28 Eylül 2007 Cuma

NAMAZ KISA KISA

Namaz, en hayatî kulluk borcumuzdur
Namaz dinimizin en önemli emirlerindendir. Namazın farziyetini inkar eden bir insan kendisini din dairesi dışına çıkarmış olur. Çünkü namazın farz olması ayet ve hadislerle sabittir. Dolayısıyla bir insan hangi sebeple olursa olsun namazı kasten terk ederse günah işlemiş olur. (İbni Abidin, Reddü’l Muhtar, c. 2, s.7). Namaz, bizim en hayati kulluk borcumuzdur.

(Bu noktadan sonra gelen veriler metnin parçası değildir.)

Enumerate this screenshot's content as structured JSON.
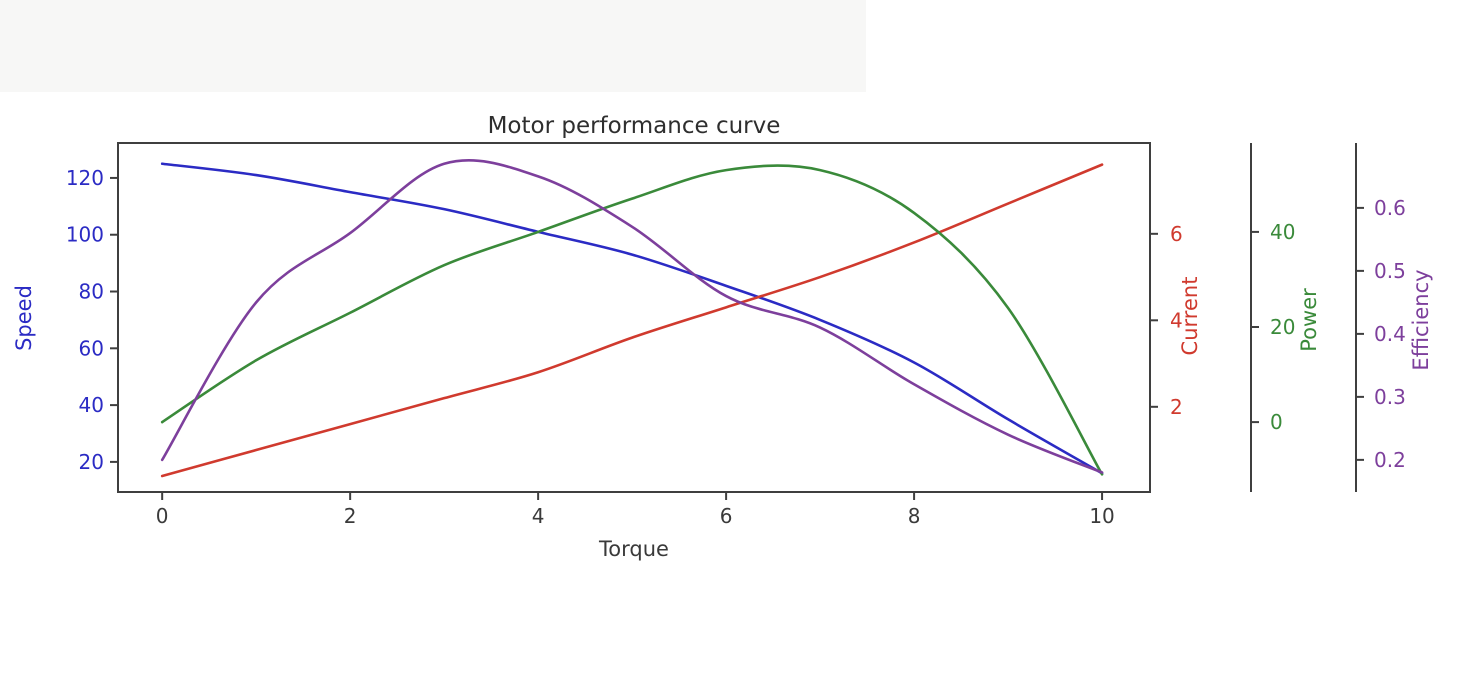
{
  "chart_data": {
    "type": "line",
    "title": "Motor performance curve",
    "xlabel": "Torque",
    "grid": false,
    "legend": "none",
    "x": [
      0,
      1,
      2,
      3,
      4,
      5,
      6,
      7,
      8,
      9,
      10
    ],
    "series": [
      {
        "name": "Speed",
        "axis": "speed",
        "color": "#2b2bc4",
        "values": [
          125,
          121,
          115,
          109,
          101,
          93,
          82,
          70,
          55,
          35,
          16
        ]
      },
      {
        "name": "Current",
        "axis": "current",
        "color": "#d03a2e",
        "values": [
          0.4,
          1.0,
          1.6,
          2.2,
          2.8,
          3.6,
          4.3,
          5.0,
          5.8,
          6.7,
          7.6
        ]
      },
      {
        "name": "Power",
        "axis": "power",
        "color": "#3a8a3a",
        "values": [
          0,
          13,
          23,
          33,
          40,
          47,
          53,
          53,
          44,
          24,
          -11
        ]
      },
      {
        "name": "Efficiency",
        "axis": "efficiency",
        "color": "#7d3f9c",
        "values": [
          0.2,
          0.45,
          0.56,
          0.67,
          0.65,
          0.57,
          0.46,
          0.41,
          0.32,
          0.24,
          0.18
        ]
      }
    ],
    "axes": {
      "x": {
        "label": "Torque",
        "color": "#3a3a3a",
        "ticks": [
          0,
          2,
          4,
          6,
          8,
          10
        ],
        "range": [
          -0.47,
          10.51
        ]
      },
      "speed": {
        "label": "Speed",
        "color": "#2b2bc4",
        "ticks": [
          20,
          40,
          60,
          80,
          100,
          120
        ],
        "range": [
          9.4,
          132.3
        ],
        "side": "left"
      },
      "current": {
        "label": "Current",
        "color": "#d03a2e",
        "ticks": [
          2,
          4,
          6
        ],
        "range": [
          0.03,
          8.1
        ],
        "side": "right"
      },
      "power": {
        "label": "Power",
        "color": "#3a8a3a",
        "ticks": [
          0,
          20,
          40
        ],
        "range": [
          -14.7,
          58.7
        ],
        "side": "right-offset-1"
      },
      "efficiency": {
        "label": "Efficiency",
        "color": "#7d3f9c",
        "ticks": [
          0.2,
          0.3,
          0.4,
          0.5,
          0.6
        ],
        "range": [
          0.149,
          0.703
        ],
        "side": "right-offset-2"
      }
    }
  }
}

Rabb’imiz, namazı her şeyin özü olarak gördüğü için, namazsızlığı hiçbir şekilde hoş görmemiştir.


Efendimiz (sas) bir şeye üzülünce namaz kılardı
Hz. Huzeyfe (r.a) anlatıyor: “Resulullah (aleyhissalâtu vesselâm)’ı herhangi bir şey üzecek olursa namaz kılardı.” (Ebu Dâvud, Salât 312).


HADİSLER

* Es-salâtü nûru’l-mü’min.
Namaz mü’minin nûrudur.
* Re’sü’l-hikmeti mehâfetullah.
Hikmetin başı, Allah korkusudur.
* Efdalü ibadeti edvemühâ.
İbadetin efdali devamlı olanıdır.
* El-kelimetü’t-tayyibetü sadakatün.
Güzel söz sadakadır.
* Es-salâtü imâdü’d-dîn.
Namaz dinin direğidir



Namaz günahlara keffarettir
Namaz kâmil manada eda edilirse günahları siler, temizler. Zira namazda tevbenin şuur haline gelmesi söz konusudur. Yani namaz ile yapılan tevbe kasdî ve iradî olmamakla beraber, insanın namazla bütünleşmesi ve bu bütünlük içinde Rabbin huzuruna gelmesi onda tevbe adına bir şuur mayalar. Yeter ki namaz, istenen ölçüler içinde eda edilmiş olsun.
Diğer taraftan namaz, yekpare tevbe demektir. Tevbe namazın bütün rükünlerine öyle sinmiştir ki, onu tevbeden ayrı mütalaa etmek adeta imkânsızdır. Her tevbe elbet namaz değildir; fakat şuurlu bir şekilde eda edilen her namaz aynı zamanda bir tevbedir.
Cenab-ı Hakk dilerse her namazda günahları affedebilir. Ancak kul, günahlarının ızdırabını yirmi dört saat gönlünde duymalıdır ki bu o günahların affına ciddi bir davetiye olsun ve o gün işlenen günahlara mukabil yine o gün dolu dolu tevbeyle geçirilsin. Kul, bu tevbelerin kabulünü de yine o günkü namazlarda arasın. Neticede namazlarından herhangi birinde keffaret meyvesini devşirmiş olsun


Ta’dil-i erkân ne demek?

Peygamberimiz (sas), “Nasıl namaz kıldığımı görüyorsanız siz de öylece kılınız.” buyurmaktadır. Dolayısıyla tavuğun yem topladığı gibi değil, başka şeylerle meşgul olmaksızın huzur ve huşu içerisinde kılınan namaz önceden işlenmiş günahların silinmesine vesile olur. Kalp, huşu içerisinde olursa vücut ve azalar da huşu içinde olacağından öncelikle namaza başlamadan kalbi huzursuzluklardan temizlemek, meşguliyetlerinden arındırmak gerekir ki namazımız gerçekten namaz olsun. Rüku ve secdelerde azalarımızın önce bir sükûnet bulması, diğer hareketlerin bu sükûnetten sonra yapılması gerekir.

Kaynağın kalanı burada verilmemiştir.